文章は容れ物ではない
書きたい事なんていくらでも湧いてくる。ウジ虫みたいに。これまで黙って生きて来たんだから、そうなりもするもんだ。
これには秘密もある。俺は文章を、少なくとも今ここでは、「内容本位」で考えない。もっと表面的な文章の様相、外観を、文章の成立、存在根拠と考える。だから俺は、わざわざかしこまった「内容」を持ち込まなくても、その都度違った様相の文章が書けるんだ。文章の意味を抽象的に見出さないとも言える。かえってわかりにくくなったかな。俺は文章において、何か作文よりも抽象的な行為を行う意図がない。自己紹介を行おう、とか決めて文章を書くことがない、という事である。そのようにする事にしたんだ。それが俺の技術の現到達地点である。文章が、ただ内容を伝えるための物ではなく、何かそれ自体で意味のある、俺の場合、言ってしまえば、それ自体で面白みのある玩具と考えているのだ。玩具と言っても大人の玩具である。ただの娯楽と言うにしては、俺は真剣すぎる。俺の文章には、そのまま俺の人生が映されている。

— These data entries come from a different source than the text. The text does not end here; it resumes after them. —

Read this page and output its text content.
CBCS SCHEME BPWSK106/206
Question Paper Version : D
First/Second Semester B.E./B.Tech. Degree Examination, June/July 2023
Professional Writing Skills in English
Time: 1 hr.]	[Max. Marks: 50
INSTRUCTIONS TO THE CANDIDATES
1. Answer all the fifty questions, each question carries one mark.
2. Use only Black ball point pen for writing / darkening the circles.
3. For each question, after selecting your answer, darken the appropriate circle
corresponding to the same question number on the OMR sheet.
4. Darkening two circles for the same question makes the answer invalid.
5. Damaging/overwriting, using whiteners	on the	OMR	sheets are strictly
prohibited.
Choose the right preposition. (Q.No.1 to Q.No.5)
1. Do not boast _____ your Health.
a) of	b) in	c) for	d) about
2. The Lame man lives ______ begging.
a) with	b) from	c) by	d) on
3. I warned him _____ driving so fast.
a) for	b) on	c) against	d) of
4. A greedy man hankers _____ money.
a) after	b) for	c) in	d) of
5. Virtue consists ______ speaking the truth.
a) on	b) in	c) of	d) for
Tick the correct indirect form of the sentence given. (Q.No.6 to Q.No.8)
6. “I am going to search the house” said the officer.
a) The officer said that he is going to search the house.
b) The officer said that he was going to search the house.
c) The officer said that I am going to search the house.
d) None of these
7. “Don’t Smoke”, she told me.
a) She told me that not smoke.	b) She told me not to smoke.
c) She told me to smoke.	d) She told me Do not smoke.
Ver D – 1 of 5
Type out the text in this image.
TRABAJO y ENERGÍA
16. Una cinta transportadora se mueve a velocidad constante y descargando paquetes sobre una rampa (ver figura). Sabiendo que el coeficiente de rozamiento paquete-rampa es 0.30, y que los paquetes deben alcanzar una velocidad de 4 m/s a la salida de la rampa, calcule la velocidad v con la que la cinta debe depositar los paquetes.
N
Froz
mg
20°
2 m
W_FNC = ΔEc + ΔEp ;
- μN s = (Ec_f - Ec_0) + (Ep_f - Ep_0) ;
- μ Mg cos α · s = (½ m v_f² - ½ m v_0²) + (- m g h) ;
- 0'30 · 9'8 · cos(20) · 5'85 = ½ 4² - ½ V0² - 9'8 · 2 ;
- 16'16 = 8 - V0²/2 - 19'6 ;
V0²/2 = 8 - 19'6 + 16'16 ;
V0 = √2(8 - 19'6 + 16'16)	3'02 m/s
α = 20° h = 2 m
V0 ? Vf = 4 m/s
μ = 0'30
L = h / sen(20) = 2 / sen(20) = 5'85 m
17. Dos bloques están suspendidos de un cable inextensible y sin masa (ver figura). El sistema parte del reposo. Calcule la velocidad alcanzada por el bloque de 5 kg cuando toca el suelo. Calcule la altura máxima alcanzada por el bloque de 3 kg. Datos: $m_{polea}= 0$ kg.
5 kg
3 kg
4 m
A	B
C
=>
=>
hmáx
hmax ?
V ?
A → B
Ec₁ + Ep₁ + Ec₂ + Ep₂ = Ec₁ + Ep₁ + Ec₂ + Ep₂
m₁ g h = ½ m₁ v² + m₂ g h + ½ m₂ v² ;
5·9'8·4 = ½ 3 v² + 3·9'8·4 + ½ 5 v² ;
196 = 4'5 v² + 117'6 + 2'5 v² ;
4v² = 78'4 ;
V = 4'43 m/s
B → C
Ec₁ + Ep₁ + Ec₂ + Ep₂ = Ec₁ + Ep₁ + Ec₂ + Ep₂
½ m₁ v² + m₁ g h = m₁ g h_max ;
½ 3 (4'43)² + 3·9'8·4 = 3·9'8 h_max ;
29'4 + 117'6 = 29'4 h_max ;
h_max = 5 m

「器官なき身体」という言葉がある。これは、体の内に、心臓や肺といった器官の区別を見出さないという見方もある、と言いたいのだ。心臓は実は無い、とか言いたいわけではない。いや、そうとまで言ってしまえるのだろう。これは必ずしも量の話、全体に対する部分の話でなくとも良い。俺は自分の文章に、具体的な意味や位置付けを特に見出さない。自己紹介という側面は、言ってしまえば、全ての文章が持っているのだ。文章は容れ物ではない。何か作文とは違う、それ以前に存在する行為を入(容)れる杯ではなく、それ自体が酒である。俺の場合、もっと怪しげな液体だがな。気持ち悪いって言うなよ。気持ちいいんだよ、こういうのが。気持ち悪くなきゃ、人生じゃ無いだろう?お前は気持ちのいい奴なのかよ?嘘だね!ん、俺よりは気持ちのいい奴?間違いない。だからお前はしょうもないんだ。かっこつけてんじゃねえよ。気持ち悪くなれよ。馬鹿が。